CDFT: what goes in it/ source data
Julian Todd
julian@ncgraphics.co.uk
Thu, 11 Jan 2001 19:49:49 -0000
Hi there,
I'll just throw this idea in before anyone gets around to it.
Our cave surveying procedure involves coming out of
the cave with a damp waterproof notepad covered in mud on
which we have scribbled our measurements and a few
diagrams.
What we tend to do is copy the notes from the paper
neatly into a book, dry off the paper, stick it in an
envelope and staple the envelope to the same page of the book
(so we can verify suspicions of bad handwriting and so forth).

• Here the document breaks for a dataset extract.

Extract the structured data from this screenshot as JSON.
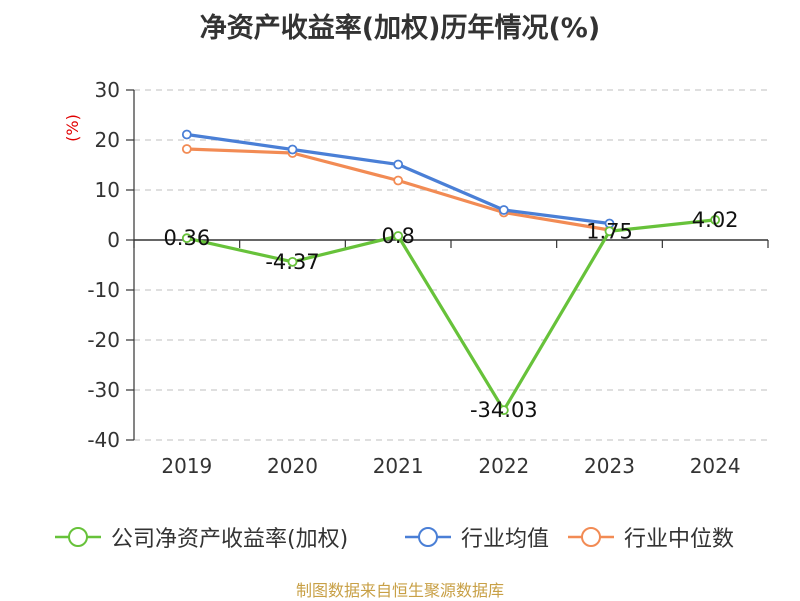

Survex has the advantage in that you can copy the text
of the book into an ascii file exactly as it is and
it will parse it. Survex has several commands which
set the mode so it can read whatever ridiculous out-of-order
(eg compass and clino the wrong way round, things spread over
two lines, or previous survey station assumed to be the next
survey station) method that you write your data down in in
the cave.
This proves that the conversion from your ascii notes
convention to any XML format can be done automatically; there
will be no point in converting them into XML by hand or --
more nuttily -- doing your original survey notes in the
cave in XML.
What I would propose is that the text in the survey notebook
is copied out character for character into a text window.

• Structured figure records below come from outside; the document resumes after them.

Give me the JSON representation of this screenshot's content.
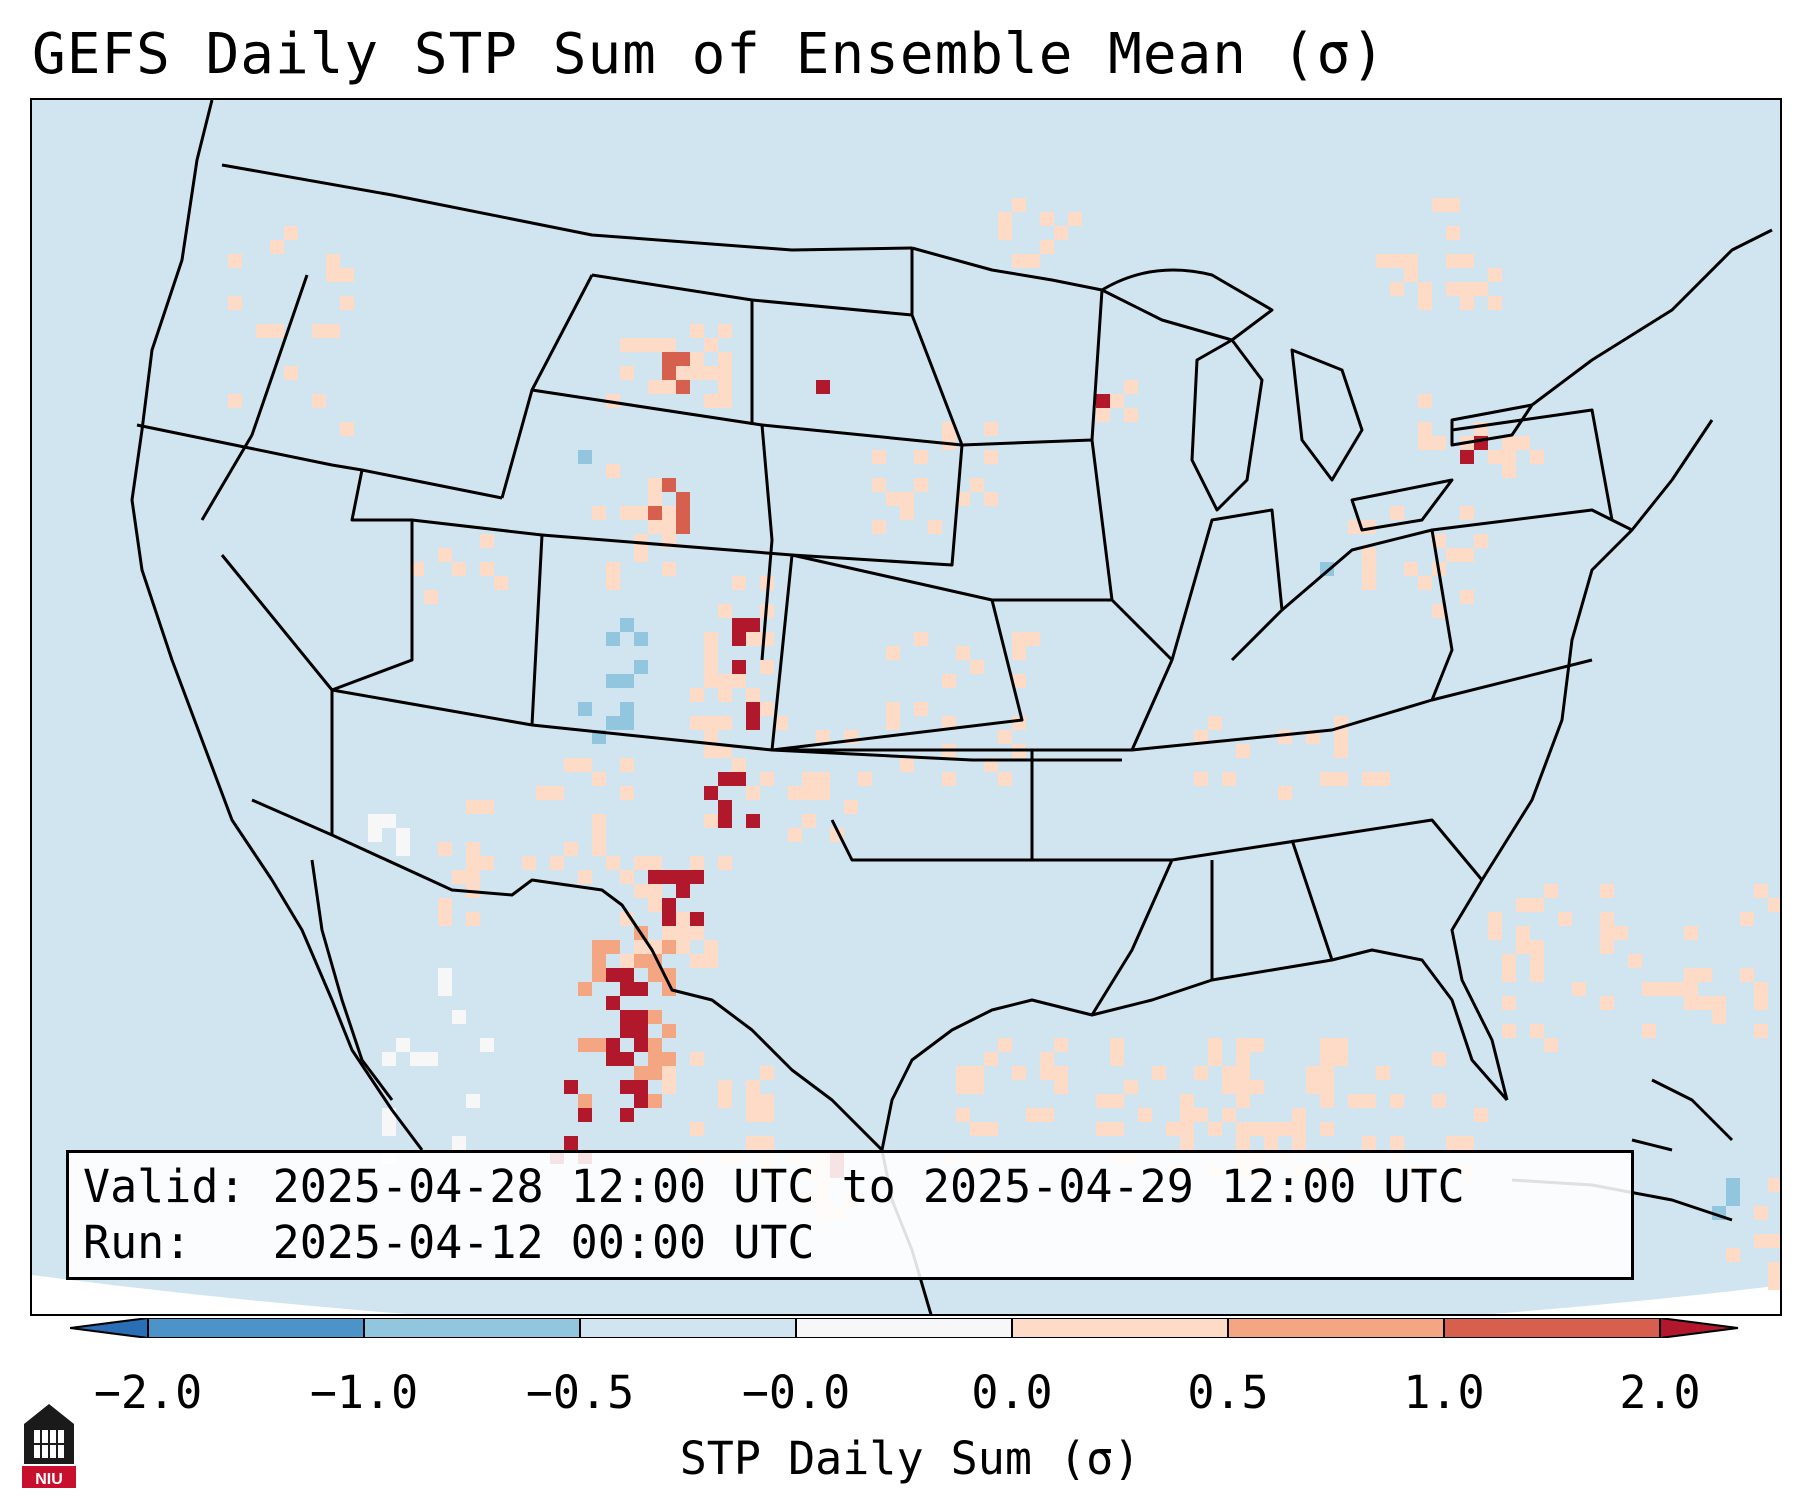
{
  "title": "GEFS Daily STP Sum of Ensemble Mean (σ)",
  "info_box": {
    "valid_line": "Valid: 2025-04-28 12:00 UTC to 2025-04-29 12:00 UTC",
    "run_line": "Run:   2025-04-12 00:00 UTC"
  },
  "colorbar": {
    "label": "STP Daily Sum (σ)",
    "ticks": [
      "−2.0",
      "−1.0",
      "−0.5",
      "−0.0",
      "0.0",
      "0.5",
      "1.0",
      "2.0"
    ],
    "colors": [
      "#2a6fb5",
      "#4b93c9",
      "#92c5de",
      "#d1e5f0",
      "#f7f7f7",
      "#fddbc7",
      "#f4a582",
      "#d6604d",
      "#b2182b"
    ]
  },
  "map": {
    "background_color": "#d1e5f0",
    "neutral_color": "#f7f7f7",
    "anomaly_colors": {
      "light_red": "#fddbc7",
      "mid_red": "#f4a582",
      "red": "#d6604d",
      "dark_red": "#b2182b",
      "light_blue": "#92c5de",
      "mid_blue": "#4b93c9"
    }
  },
  "logo": {
    "text": "NIU"
  }
}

Then, using whatever parser you have for the job (eg the
general purpose Survex one set to the correct mode),
you convert this into an XML file containing all the weird
<shot></shot> commands and so forth, but you still store the
original source data in the file too inside one of the
following XML constructs (which works like a <pre></pre>
in html):
<source_survey form="SurvexStandard1999">
<![CDATA[
; survey text copied from the paper.
*units metres
A B 10 10 9
]]>
</source_survey>
--- followed by, perhaps,
<stations>
<station name="A"></station>
<station name="B"></station>
</stations>
<shots>
<shot from="A", to="B", tape="10", compass="10", clino="9"></shot>
</shots>
This text (in the CDATA[]), being a faithful representation of your notes
from the cave, will not change unless there has been a transcription
error or other blunder. After you have run your Survex parser and
extracted the data into XML notation you could delete it and
carry on without it. However, aside from trying to comply with
the dogma that one must Never Represent the Same Data Twice
Because it Might Clash, I would claim that nothing is really
gained by throwing it away. It is in fact serving the purpose of those
little envelopes of dried out notes you staple into your neat survey
book. In that form it is easy to compare and check for transcription
errors. And everyone can keep to their own quirky notational
habits without losing anything.
Julian Todd.